Она вовсе не стыдилась своего поступка, пыталась даже и ему втолковать, что это не воровство, доказывала с чувством правоты:
— У вас восемьдесят коров, герр Ритмайстер, и почти все доятся... Разве вам с вашей фрау не хватает? А там голодают, там больные...
— Это меня не касается. Молоко — моя собственность. Способна ли ты это понять? Мое, каждой капелькой мое! Мне принадлежит, и только я могу им распоряжаться! В конечном счете это дело престижа, это наш непоколебимый закон!
Он вопил, его аж трясло в коляске от злобы., Уверял, что не так даже канистра возмущает, как посягательство на принципы, на основы его жизни. Большевичка, смутьянка, ты имеешь наглость посягать на его право хозяина, пренебречь их немецким порядком — орднунгом?..
Девушка смотрела на него невозмутимо, со спокойным нескрываемым презрением.
«Да, вы поработили, лишили нас счастья, — словно бы говорила ему в ответ, — но ведь несчастными будете и вы, рабы своего бездушного орднунга!»
— Кроме закона, господин Ритмайстер, есть еще чувство. Обычное, человеческое. Сочувствовать, помогать человеку в несчастье — это, по-вашему, преступление?
— Восточное ничтожество! Ты еще будешь меня поучать? В лагере будешь поучать! Вон отсюда! В лагерь ее!
В тот же день всех причастных к делу с канистрой погнали на станцию.
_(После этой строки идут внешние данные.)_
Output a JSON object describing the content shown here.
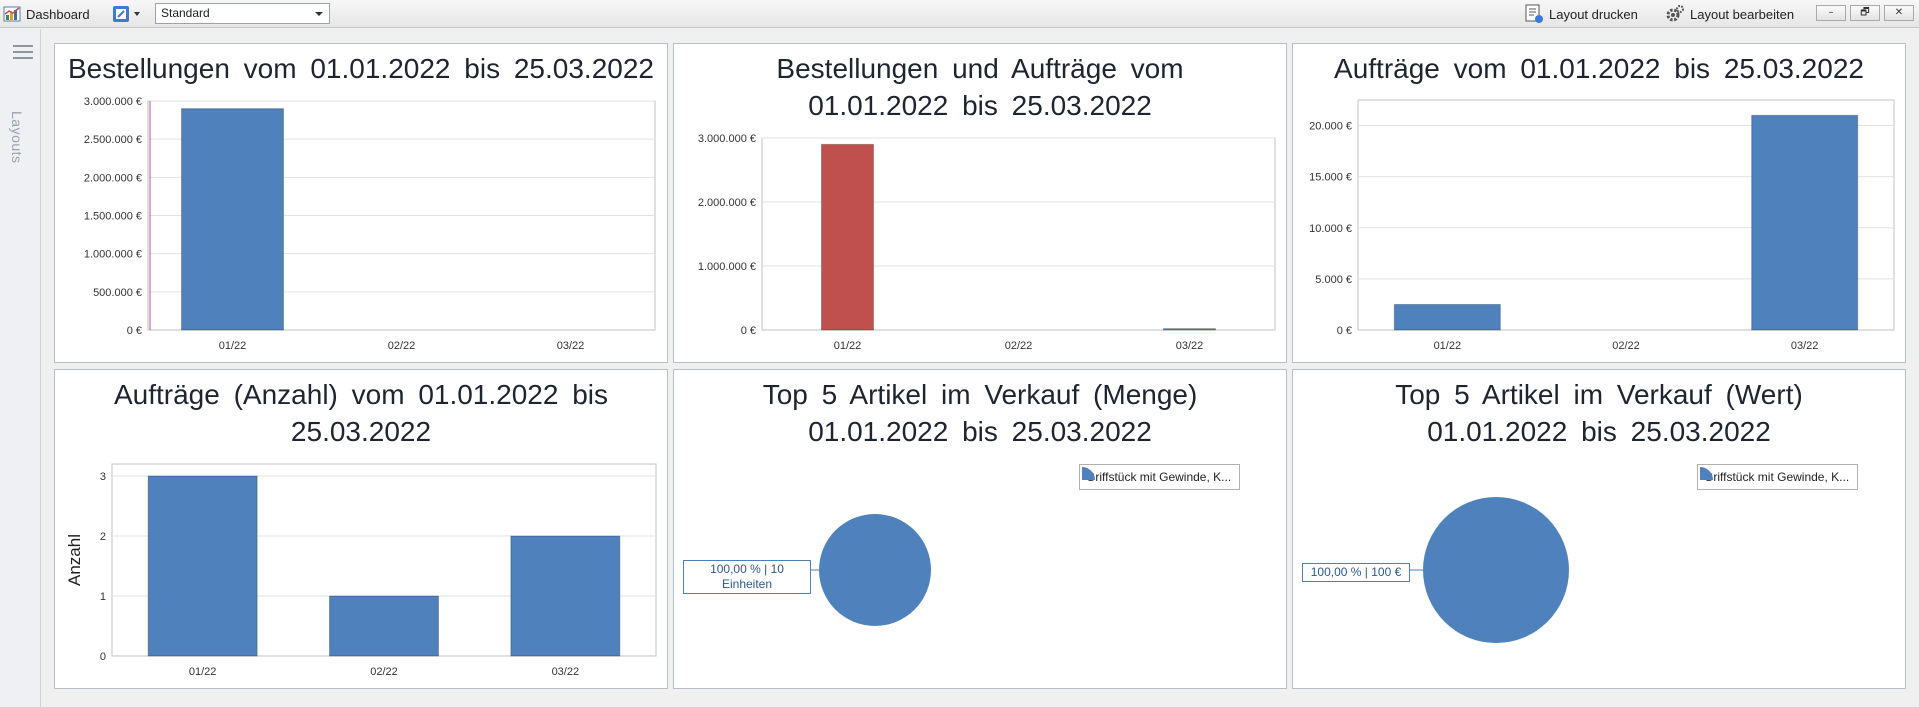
{
  "toolbar": {
    "app_title": "Dashboard",
    "layout_select_value": "Standard",
    "print_label": "Layout drucken",
    "edit_label": "Layout bearbeiten",
    "minimize_symbol": "–",
    "restore_symbol": "🗗",
    "close_symbol": "✕"
  },
  "side_rail": {
    "label": "Layouts",
    "menu_icon": "hamburger-icon"
  },
  "colors": {
    "blue": "#4f81bd",
    "red": "#c0504d"
  },
  "panels": [
    {
      "title": "Bestellungen vom 01.01.2022 bis 25.03.2022"
    },
    {
      "title": "Bestellungen und Aufträge vom 01.01.2022 bis 25.03.2022"
    },
    {
      "title": "Aufträge vom 01.01.2022 bis 25.03.2022"
    },
    {
      "title": "Aufträge (Anzahl) vom 01.01.2022 bis 25.03.2022"
    },
    {
      "title": "Top 5 Artikel im Verkauf (Menge) 01.01.2022 bis 25.03.2022"
    },
    {
      "title": "Top 5 Artikel im Verkauf (Wert) 01.01.2022 bis 25.03.2022"
    }
  ],
  "chart_data": [
    {
      "type": "bar",
      "title": "Bestellungen vom 01.01.2022 bis 25.03.2022",
      "categories": [
        "01/22",
        "02/22",
        "03/22"
      ],
      "values": [
        2900000,
        0,
        0
      ],
      "yticks": [
        "0 €",
        "500.000 €",
        "1.000.000 €",
        "1.500.000 €",
        "2.000.000 €",
        "2.500.000 €",
        "3.000.000 €"
      ],
      "ylim": [
        0,
        3000000
      ],
      "color": "#4f81bd"
    },
    {
      "type": "bar",
      "title": "Bestellungen und Aufträge vom 01.01.2022 bis 25.03.2022",
      "categories": [
        "01/22",
        "02/22",
        "03/22"
      ],
      "series": [
        {
          "values": [
            2900000,
            0,
            0
          ],
          "color": "#c0504d"
        },
        {
          "values": [
            0,
            0,
            21000
          ],
          "color": "#4f81bd"
        }
      ],
      "yticks": [
        "0 €",
        "1.000.000 €",
        "2.000.000 €",
        "3.000.000 €"
      ],
      "ylim": [
        0,
        3000000
      ]
    },
    {
      "type": "bar",
      "title": "Aufträge vom 01.01.2022 bis 25.03.2022",
      "categories": [
        "01/22",
        "02/22",
        "03/22"
      ],
      "values": [
        2500,
        0,
        21000
      ],
      "yticks": [
        "0 €",
        "5.000 €",
        "10.000 €",
        "15.000 €",
        "20.000 €"
      ],
      "ylim": [
        0,
        22500
      ],
      "color": "#4f81bd"
    },
    {
      "type": "bar",
      "title": "Aufträge (Anzahl) vom 01.01.2022 bis 25.03.2022",
      "categories": [
        "01/22",
        "02/22",
        "03/22"
      ],
      "values": [
        3,
        1,
        2
      ],
      "yticks": [
        "0",
        "1",
        "2",
        "3"
      ],
      "ylim": [
        0,
        3.2
      ],
      "ylabel": "Anzahl",
      "color": "#4f81bd"
    },
    {
      "type": "pie",
      "title": "Top 5 Artikel im Verkauf (Menge) 01.01.2022 bis 25.03.2022",
      "slices": [
        {
          "label": "Griffstück mit Gewinde, K...",
          "value": 100,
          "data_label": "100,00 % | 10 Einheiten"
        }
      ],
      "legend": "top-right",
      "color": "#4f81bd"
    },
    {
      "type": "pie",
      "title": "Top 5 Artikel im Verkauf (Wert) 01.01.2022 bis 25.03.2022",
      "slices": [
        {
          "label": "Griffstück mit Gewinde, K...",
          "value": 100,
          "data_label": "100,00 % | 100 €"
        }
      ],
      "legend": "top-right",
      "color": "#4f81bd"
    }
  ]
}
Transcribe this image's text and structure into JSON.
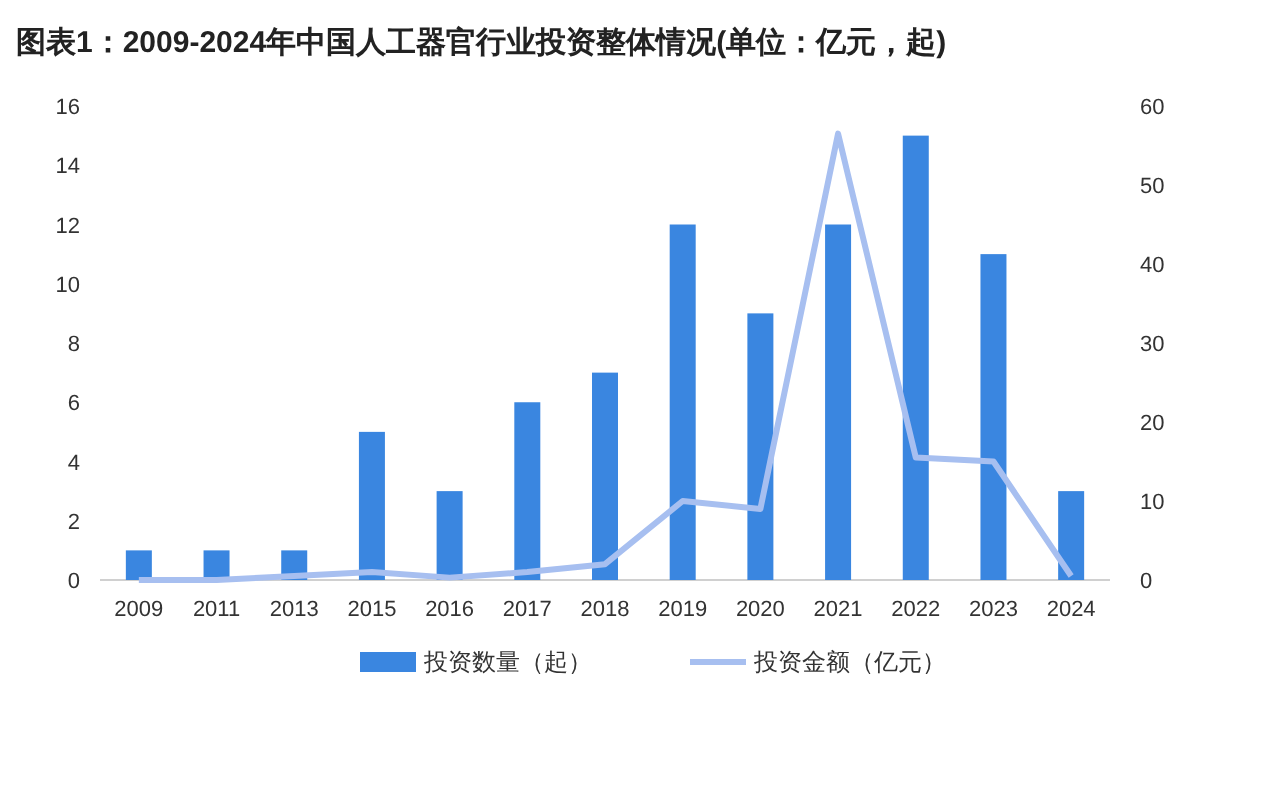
{
  "chart_data": {
    "type": "bar",
    "title": "图表1：2009-2024年中国人工器官行业投资整体情况(单位：亿元，起)",
    "categories": [
      "2009",
      "2011",
      "2013",
      "2015",
      "2016",
      "2017",
      "2018",
      "2019",
      "2020",
      "2021",
      "2022",
      "2023",
      "2024"
    ],
    "series": [
      {
        "name": "投资数量（起）",
        "color": "#3a86e0",
        "values": [
          1,
          1,
          1,
          5,
          3,
          6,
          7,
          12,
          9,
          12,
          15,
          11,
          3
        ]
      },
      {
        "name": "投资金额（亿元）",
        "color": "#a7bff0",
        "type": "line",
        "axis": "y2",
        "values": [
          0,
          0,
          0.5,
          1,
          0.3,
          1,
          2,
          10,
          9,
          56.5,
          15.5,
          15,
          0.5
        ]
      }
    ],
    "ylim": [
      0,
      16
    ],
    "yticks": [
      0,
      2,
      4,
      6,
      8,
      10,
      12,
      14,
      16
    ],
    "y2lim": [
      0,
      60
    ],
    "y2ticks": [
      0,
      10,
      20,
      30,
      40,
      50,
      60
    ],
    "legend": "bottom"
  }
}
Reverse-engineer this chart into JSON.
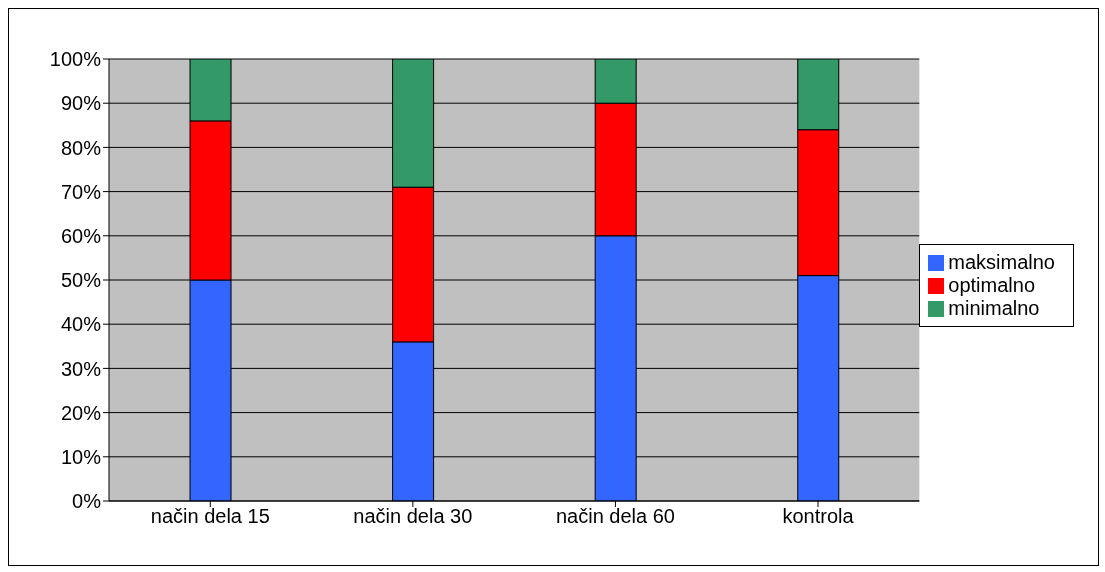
{
  "chart_data": {
    "type": "bar",
    "stacked": true,
    "categories": [
      "način dela 15",
      "način dela 30",
      "način dela 60",
      "kontrola"
    ],
    "series": [
      {
        "name": "maksimalno",
        "color": "#3366ff",
        "values": [
          50,
          36,
          60,
          51
        ]
      },
      {
        "name": "optimalno",
        "color": "#ff0000",
        "values": [
          36,
          35,
          30,
          33
        ]
      },
      {
        "name": "minimalno",
        "color": "#339966",
        "values": [
          14,
          29,
          10,
          16
        ]
      }
    ],
    "ylim": [
      0,
      100
    ],
    "yticks": [
      {
        "value": 0,
        "label": "0%"
      },
      {
        "value": 10,
        "label": "10%"
      },
      {
        "value": 20,
        "label": "20%"
      },
      {
        "value": 30,
        "label": "30%"
      },
      {
        "value": 40,
        "label": "40%"
      },
      {
        "value": 50,
        "label": "50%"
      },
      {
        "value": 60,
        "label": "60%"
      },
      {
        "value": 70,
        "label": "70%"
      },
      {
        "value": 80,
        "label": "80%"
      },
      {
        "value": 90,
        "label": "90%"
      },
      {
        "value": 100,
        "label": "100%"
      }
    ],
    "grid": "y",
    "legend": "right"
  }
}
Под вечер они уже очутились на черной, из-под угля платформе, открытой всем ветрам. Часовой с винтовкой зябко ежился поблизости, утонул в своем поднятом воротнике, надвинул пилотку на уши.
Мчится эшелон. Всевластный немецкий орднунг нависает над нами непроглядной ночью. Летят от нас, как в неизвестность, черные придорожные деревья, гремят виадуки... Может, настало время прощаться? Или и сама жизнь человеческая — это только вечное и горькое прощание? У кого длинное, у кого мимолетное... Но всегда великое, как боль, как душа, налитая любовью... Или еще будет иначе? Должен же быть мир, где страны и народы не будут знать нашествий, где на людей не будут охотиться как на серн в заповедном лесу. И что нашествия были — это будет восприниматься как дикость, как нечто совершенно для человека противоестественное...
Во тьму несется, железно грохочет платформа. Как в ураганном ветре, темными силуэтами пролетают голые деревья, казармы, кирхи, пакгаузы... Где же твои освещенные, шумные, великодушные города, Европа? Нет их, не слышно ваших теплых атлантических ветров, ни вашей органной музыки... Ночной, с копотью, обжигающий ветрище черной злобой ревет на нас из тьмы... Ничего нет. Даже стальных нет у нас иголок, чтобы можно было их проглотить. Ни бумажечки, чтобы написать, нацарапать и бросить в ночь: «Милый, любимый мой! Живи и за меня. До последнего мгновения буду твоей!»
БЕЗ ПРАВА УМЕРЕТЬ
Нашлись саперы, нашлись минеры. Нашлись отважные души, готовые на любое задание. В последнее время подорвалось несколько немецких машин на старом большаке. Каким-то образом мины, оставшиеся кое-где на неочищенных минных полях, по ночам перекочевывали туда, на большак. Кто-то их находил, кто-то закладывал. Правда, мины взрывались не на землях совхоза, и Пауль-управитель мог даже сказать, где нужно: в его владениях все в порядке, взрывы его не касаются, ищите виновников в другом месте.
В имении пока никого не трогали. Однако барак все время был настороже. Непрерывное хождение по лезвию ножа — такой сейчас была жизнь обитателей барака. По лезвию — днем и ночью. В любую минуту могут ворваться шуцманы, вытащить тебя из барака или из тамбура конюшни, схватить просто па работе. И ты знаешь, что схватят недаром. Что нападут на след. Но покамест не нападали. Кто-то словно бы оберегал хлопцев. Работали, как и раньше. И только недремлющий бригадир Вихола видел, что это за работа. Симуляция — последовательная, продуманная — изо дня в день.